Layer 4 attacks “go for a high volume of very small packets,” Prince says. “And so they typically aren’t enough to overwhelm a port, but they hit the operating system, and the operating system has to acknowledge every single one of these requests [which can create] bottlenecks that keep the legitimate requests from coming through.”
Layer 7 attacks consume the server’s resources by forcing the application to hold open the connection. “If you open 100,000 connections, and you hold them all open and then just trickle a little data across each of them…you overwhelm the total number of connections that the Web server can actually accommodate,” Prince says.

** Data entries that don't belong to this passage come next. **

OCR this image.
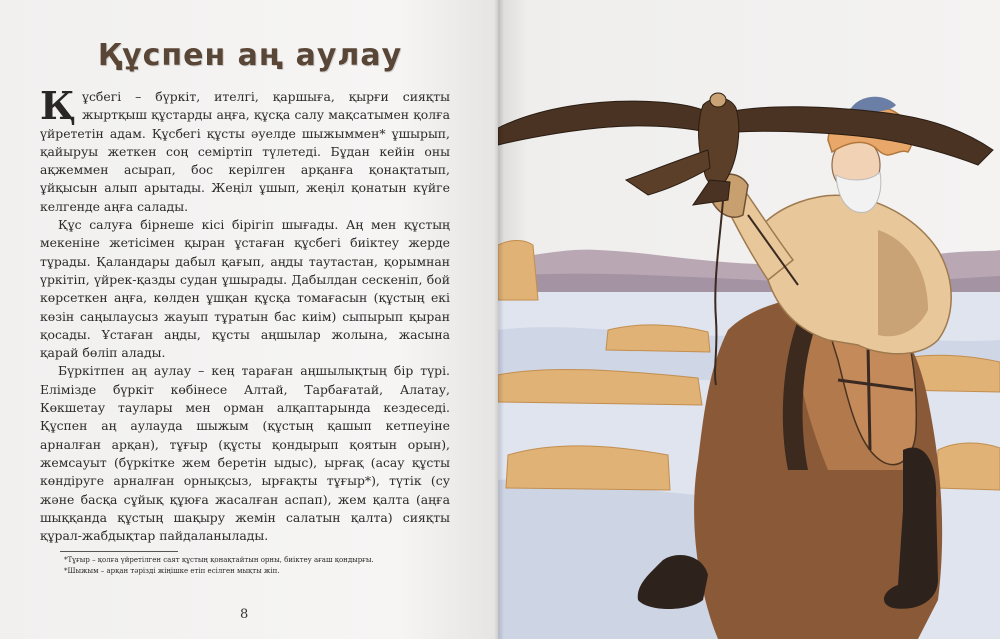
Құспен аң аулау

Құсбегі – бүркіт, ителгі, қаршыға, қырғи сияқты жыртқыш құстарды аңға, құсқа салу мақсатымен қолға үйрететін адам. Құсбегі құсты әуелде шыжыммен* ұшырып, қайыруы жеткен соң семіртіп түлетеді. Бұдан кейін оны ақжеммен асырап, бос керілген арқанға қонақтатып, ұйқысын алып арытады. Жеңіл ұшып, жеңіл қонатын күйге келгенде аңға салады.

Құс салуға бірнеше кісі бірігіп шығады. Аң мен құстың мекеніне жетісімен қыран ұстаған құсбегі биіктеу жерде тұрады. Қаландары дабыл қағып, аңды таутастан, қорымнан үркітіп, үйрек-қазды судан ұшырады. Дабылдан сескеніп, бой көрсеткен аңға, көлден ұшқан құсқа томағасын (құстың екі көзін саңылаусыз жауып тұратын бас киім) сыпырып қыран қосады. Ұстаған аңды, құсты аңшылар жолына, жасына қарай бөліп алады.

Бүркітпен аң аулау – кең тараған аңшылықтың бір түрі. Елімізде бүркіт көбінесе Алтай, Тарбағатай, Алатау, Көкшетау таулары мен орман алқаптарында кездеседі. Құспен аң аулауда шыжым (құстың қашып кетпеуіне арналған арқан), тұғыр (құсты қондырып қоятын орын), жемсауыт (бүркітке жем беретін ыдыс), ырғақ (асау құсты көндіруге арналған орнықсыз, ырғақты тұғыр*), түтік (су және басқа сұйық құюға жасалған аспап), жем қалта (аңға шыққанда құстың шақыру жемін салатын қалта) сияқты құрал-жабдықтар пайдаланылады.

*Тұғыр – қолға үйретілген саят құстың қонақтайтын орны, биіктеу ағаш қондырғы.
*Шыжым – арқан тәрізді жіңішке етіп есілген мықты жіп.
8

Implementing the solution is easy. “We don’t ask any of our customers to change anything about their existing infrastructure. So you don’t have to install any hardware, and you don’t have to install any software, because hardware and software are things that fail when you’re under these types of attacks,” says Prince. “Instead, we sit at the edge of the network and are in front of all these [spoof] requests.”

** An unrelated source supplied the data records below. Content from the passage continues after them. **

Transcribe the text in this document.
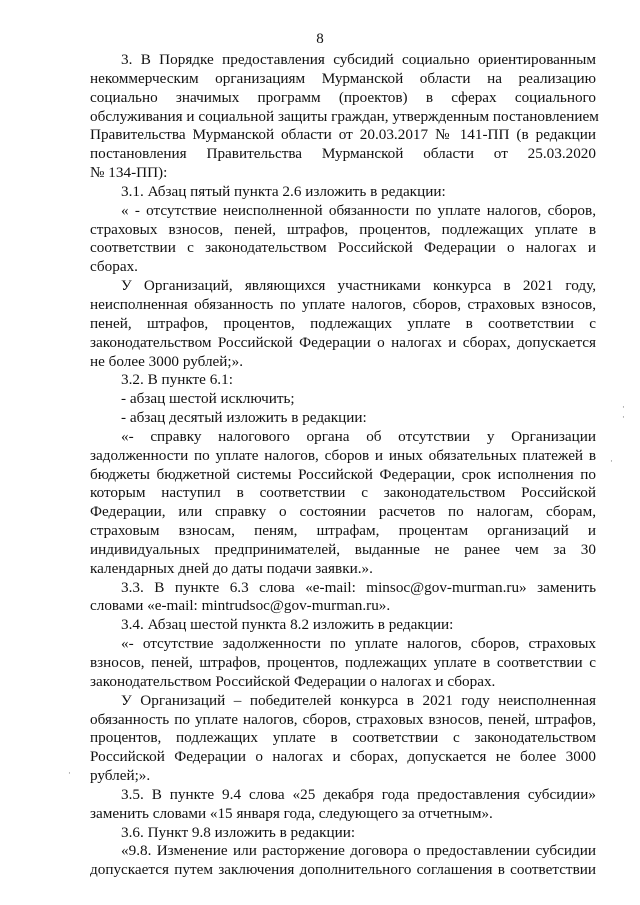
8
3. В Порядке предоставления субсидий социально ориентированным
некоммерческим организациям Мурманской области на реализацию
социально значимых программ (проектов) в сферах социального
обслуживания и социальной защиты граждан, утвержденным постановлением
Правительства Мурманской области от 20.03.2017 № 141-ПП (в редакции
постановления Правительства Мурманской области от 25.03.2020
№ 134-ПП):
3.1. Абзац пятый пункта 2.6 изложить в редакции:
« - отсутствие неисполненной обязанности по уплате налогов, сборов,
страховых взносов, пеней, штрафов, процентов, подлежащих уплате в
соответствии с законодательством Российской Федерации о налогах и
сборах.
У Организаций, являющихся участниками конкурса в 2021 году,
неисполненная обязанность по уплате налогов, сборов, страховых взносов,
пеней, штрафов, процентов, подлежащих уплате в соответствии с
законодательством Российской Федерации о налогах и сборах, допускается
не более 3000 рублей;».
3.2. В пункте 6.1:
- абзац шестой исключить;
- абзац десятый изложить в редакции:
«- справку налогового органа об отсутствии у Организации
задолженности по уплате налогов, сборов и иных обязательных платежей в
бюджеты бюджетной системы Российской Федерации, срок исполнения по
которым наступил в соответствии с законодательством Российской
Федерации, или справку о состоянии расчетов по налогам, сборам,
страховым взносам, пеням, штрафам, процентам организаций и
индивидуальных предпринимателей, выданные не ранее чем за 30
календарных дней до даты подачи заявки.».
3.3. В пункте 6.3 слова «e-mail: minsoc@gov-murman.ru» заменить
словами «e-mail: mintrudsoc@gov-murman.ru».
3.4. Абзац шестой пункта 8.2 изложить в редакции:
«- отсутствие задолженности по уплате налогов, сборов, страховых
взносов, пеней, штрафов, процентов, подлежащих уплате в соответствии с
законодательством Российской Федерации о налогах и сборах.
У Организаций – победителей конкурса в 2021 году неисполненная
обязанность по уплате налогов, сборов, страховых взносов, пеней, штрафов,
процентов, подлежащих уплате в соответствии с законодательством
Российской Федерации о налогах и сборах, допускается не более 3000
рублей;».
3.5. В пункте 9.4 слова «25 декабря года предоставления субсидии»
заменить словами «15 января года, следующего за отчетным».
3.6. Пункт 9.8 изложить в редакции:
«9.8. Изменение или расторжение договора о предоставлении субсидии
допускается путем заключения дополнительного соглашения в соответствии
·
·
·
·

Prince says that the company has Web site customers of all sizes, ranging from personal blogs to Fortune 500 companies’ sites. Some customers are being proactive when they seek the service, but some have called to sign up for CloudFlare while under a DDoS attack. “When you sign up, it will instantly stop that attack, and then the site immediately comes right back online,” he says, noting that this method is “almost always” successful.
CloudFlare offers four plans, including a free plan that gives customers basic DDoS mitigation protection. As end users move up the pay scale, they can receive customized packages and a guarantee that their Web site is “always up,” or available to those wishing to access it. The most expensive plan, the Enterprise package, offers advanced DDoS mitigation services; it starts out at $3,000 per month and includes 24/7 phone support service and a certified account manager.
The system learns as it encounters each new attack, and this benefits the entire customer base. Prince says with layer 3 and layer 4 attacks, “we stop 100 percent of packets from ever reaching our customers whether we've ever seen the attack before or not.”
But with layer 7 attacks, Prince says, there is a chance some of the packets may reach the customer because the attacks are specific to a customer’s application. “In the worst case, if there is a totally new attack, the system may let it through for a few seconds and then pick up the pattern and begin blocking the attack. However, once the blocking has begun, we're typically able to filter out the vast majority, if not all, of the attack,” he notes.
There are other companies that offer DDoS mitigation services, among them Cisco. One of Cisco’s mitigation products is the Guard XT 5650, an Ethernet interface that can monitor up to 1 Gbps of traffic per unit. The Guard XT can be combined with other Cisco products. These include the Traffic Anomaly Detector XT, which initially detects the presence of a DDoS attack. One technique used by Cisco to stop an attack once it is detected is called rate limiting. Rate limiting identifies offending traffic and limits the amount of bandwidth a server allows it to consume, as opposed to the technique of rerouting the traffic altogether. Cisco uses other techniques as well.